The range of these, and the generally strong evidence for each are  
almost

conclusive evidence for me that LENR cannot be reduced to a single
reaction, nor even two - one for deuterium and one for protium. QM  
tunneling

is complex.

But the most controversial suggestion of all is that none of these are
mutually exclusive, and several, or even most of them, could be at  
work

simultaneously in any given experiment, if that reactor has all the
necessary components.

There is not even a good candidate for most likely unless the  
reaction
involves only a limited range of options, such as palladium and  
deuterium

which only produces helium-4 as ash.

I am now dropping the attribution - since earlier there were numerous
overlooked contributors, like Mitchell Swartz who were not credited  
but who

are still fighting the USPTO for basic priority.

1)  The original theory of PF applicable to palladium and deuterium,
involving gammaless fusion to helium caused by coherent electron  
effects

(screening)


Jones, please forgive my brevity and use of great certainty in my  
opinions. I find that if the issue can be reduce to black and white,  
it is easier to understand and discuss without getting distracted by  
irrelevant arguments.



Screening, as normally applied, only affects the hot fusion reaction.  
Cold fusion requires a mechanism that both screens and dissipates  
energy. Normal screening does not do this.

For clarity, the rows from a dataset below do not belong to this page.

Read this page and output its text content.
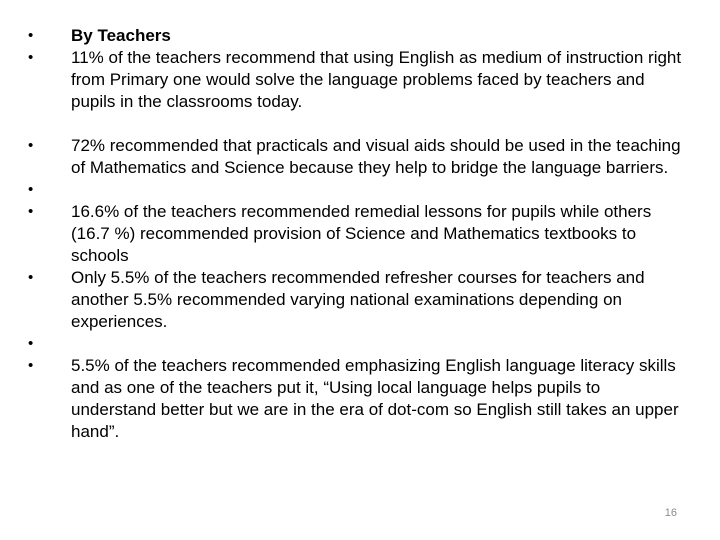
•	By Teachers
•	11% of the teachers recommend that using English as medium of instruction right from Primary one would solve the language problems faced by teachers and pupils in the classrooms today.
•	72% recommended that practicals and visual aids should be used in the teaching of Mathematics and Science because they help to bridge the language barriers.
•
•	16.6% of the teachers recommended remedial lessons for pupils while others (16.7 %) recommended provision of Science and Mathematics textbooks to schools
•	Only 5.5% of the teachers recommended refresher courses for teachers and another 5.5% recommended varying national examinations depending on experiences.
•
•	5.5% of the teachers recommended emphasizing English language literacy skills and as one of the teachers put it, “Using local language helps pupils to understand better but we are in the era of dot-com so English still takes an upper hand”.
16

2)  Coulomb mediated reactions in general, including the deflation
fusion model. When any one channel is highly favored, such as  
tritium or
He-3, then there will be another separate distinguishable reaction  
at play,

and it often involves an alloy or dopant to the lattice or to an
electrolyte. Thus it is distinctly unique, and not a channel reaction.


I have no idea what this means. It makes no sense.


3)	The hydrino (or fractional hydrogen) mechanism. Several  
variations
now exist. The species may be a predecessor step for LENR and may  
actually

provide no excess heat unless it does proceed to a nuclear reaction.


I agree this is a possibility.


4)  The dense hydrogen cluster or dense deuterium model, differentiated
as inverted Rydberg hydrogen or a DDL (deep Dirac layer). The DDL  
can be
applicable to deuterium and it can result in something completely  
different

from 1 and 2, such as heat only with no ash.


The DDL is pure theory without any experimental support. The DDL and  
the hydrino might be the same thing. The Rydberg state has no  
justification and is only a way to use an accepted concept, i.e.  name  
dropping.


5)  The P-e-P mechanism for Ni-H, which envisions protons fusing to
deuterium via screening at much higher probability than in the solar  
model


This is proposed to occur in all materials and results in most of the  
energy. The process also provides the energy needed to cause  
transmutation.  The process is NOT based on screening. This is a novel  
process that LENR has revealed. It has no relationship to what happens  
in the sun.


6)  The NASA filing (US 20110255645) suggests an alternative method for
producing heavy electrons as a fusion catalyst in what looks like  
a beta

decay mechanism. This is similar to 2, 5 and 8


This idea is not like 2 or 5 in any way. In 5, the neutron is created  
ONLY inside the nucleus where energy is available. This patent is a  
rip-off of W-L and proposes the neutron is formed outside the lattice  
where energy is not available.


7)  The proposal of a high temperature BEC - Bose Einstein Condensate
and/or the tetrahedral TSC model which is similar.


The BEC and TSC are not similar even to the authors of the models.


8)  The beta decay/ ultracold neutron mechanism popularized by
Widom-Larsen which is similar to a Brillouin/ NASA explanation.


Yes, these are similar and wrong!


9)	Proton addition - to the metal lattice atoms, which was the  
original
Focardi/Rossi conception. Rossi later refined this to emphasize only  
the

heavier nickel isotopes, especially Ni-62 but gammaless.


I do not believe the claim. We have been provided only hear-say.



10) Piantelli has a version of Ni-H with gammas and transmutation.


Yes, and this claim is well supported and can be explained.


11) SPP or surface plasmon polariton catalysis in general - which is a
theory involving plasmons, phonons and photons. This is more of an  
enabler

pathway for several types of reactions.